Un petit «U» ayant une grande signification viendra bousculer les habitudes des résidents de l’Outaouais qui se sont accoutumés à l’acronyme CISSSO pour désigner l’organisation qui chapeaute tous les services publics de santé de la région.

Le CISSSO gagnera un «U» l’an prochain

Un petit «U» ayant une grande signification viendra bousculer les habitudes des résidents de l’Outaouais qui se sont accoutumés à l’acronyme CISSSO pour désigner l’organisation qui chapeaute tous les services publics de santé de la région. Il faudra éventuellement parler du CIUSSSO, probablement dès l’an prochain.

Les changements de dénomination sont fréquents dans le réseau de la santé.
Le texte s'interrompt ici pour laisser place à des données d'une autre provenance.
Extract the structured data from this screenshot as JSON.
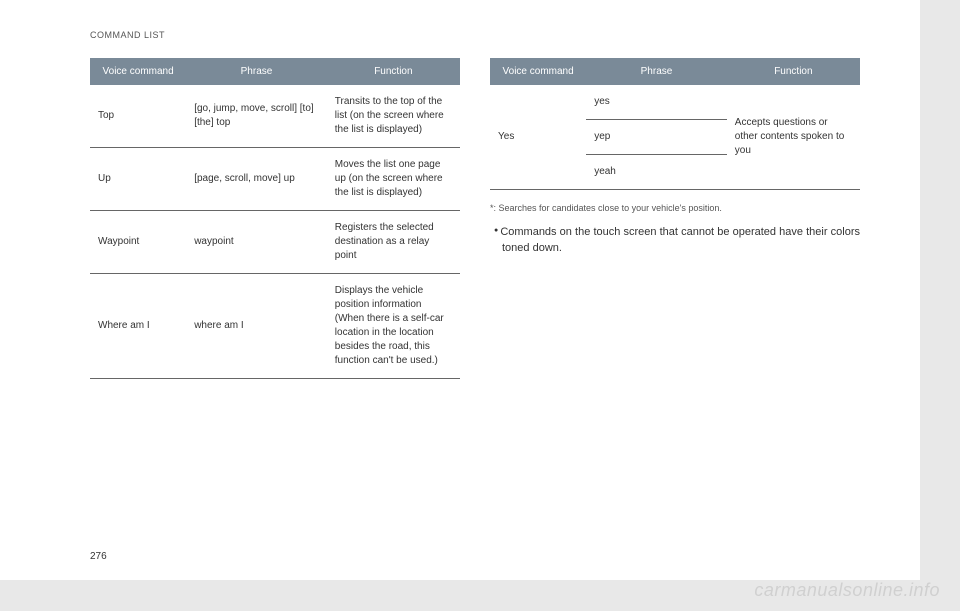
{
  "header": "COMMAND LIST",
  "page_number": "276",
  "watermark": "carmanualsonline.info",
  "colors": {
    "header_bg": "#7a8a98",
    "header_text": "#ffffff",
    "border": "#666666",
    "page_bg": "#ffffff",
    "body_bg": "#e8e8e8",
    "text": "#333333",
    "watermark": "#d0d0d0"
  },
  "left_table": {
    "headers": [
      "Voice command",
      "Phrase",
      "Function"
    ],
    "rows": [
      {
        "voice": "Top",
        "phrase": "[go, jump, move, scroll] [to] [the] top",
        "function": "Transits to the top of the list (on the screen where the list is displayed)"
      },
      {
        "voice": "Up",
        "phrase": "[page, scroll, move] up",
        "function": "Moves the list one page up (on the screen where the list is displayed)"
      },
      {
        "voice": "Waypoint",
        "phrase": "waypoint",
        "function": "Registers the selected destination as a relay point"
      },
      {
        "voice": "Where am I",
        "phrase": "where am I",
        "function": "Displays the vehicle position information (When there is a self-car location in the location besides the road, this function can't be used.)"
      }
    ]
  },
  "right_table": {
    "headers": [
      "Voice command",
      "Phrase",
      "Function"
    ],
    "rows": [
      {
        "voice": "Yes",
        "phrases": [
          "yes",
          "yep",
          "yeah"
        ],
        "function": "Accepts questions or other contents spoken to you"
      }
    ]
  },
  "footnote": "*:   Searches for candidates close to your vehicle's position.",
  "bullet_note": "Commands on the touch screen that cannot be operated have their colors toned down."
}
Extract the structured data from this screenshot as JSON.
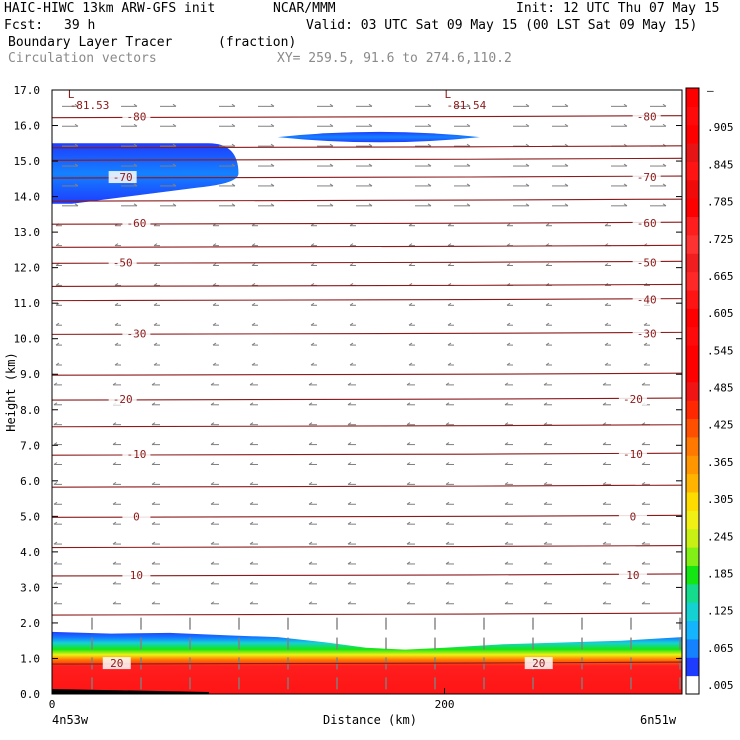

La population de l’Outaouais a connu de nombreux sigles au fil des ans, du CHRO au CISSSO, en passant par le CHVO, le CSSSG et les quatre autres anciens CSSS.

Le réseau lui-même a toujours utilisé l’appellation CISSS de l’Outaouais depuis la création de l’organisation en 2015, mais le CISSSO s’est rapidement imposé au sein de la population et chez certains politiciens.

Le nom officiel de l’organisation est toutefois appelé à changer avec l’ouverture de la faculté satellite de médecine de l’université McGill à Gatineau, dans un peu plus d’un an.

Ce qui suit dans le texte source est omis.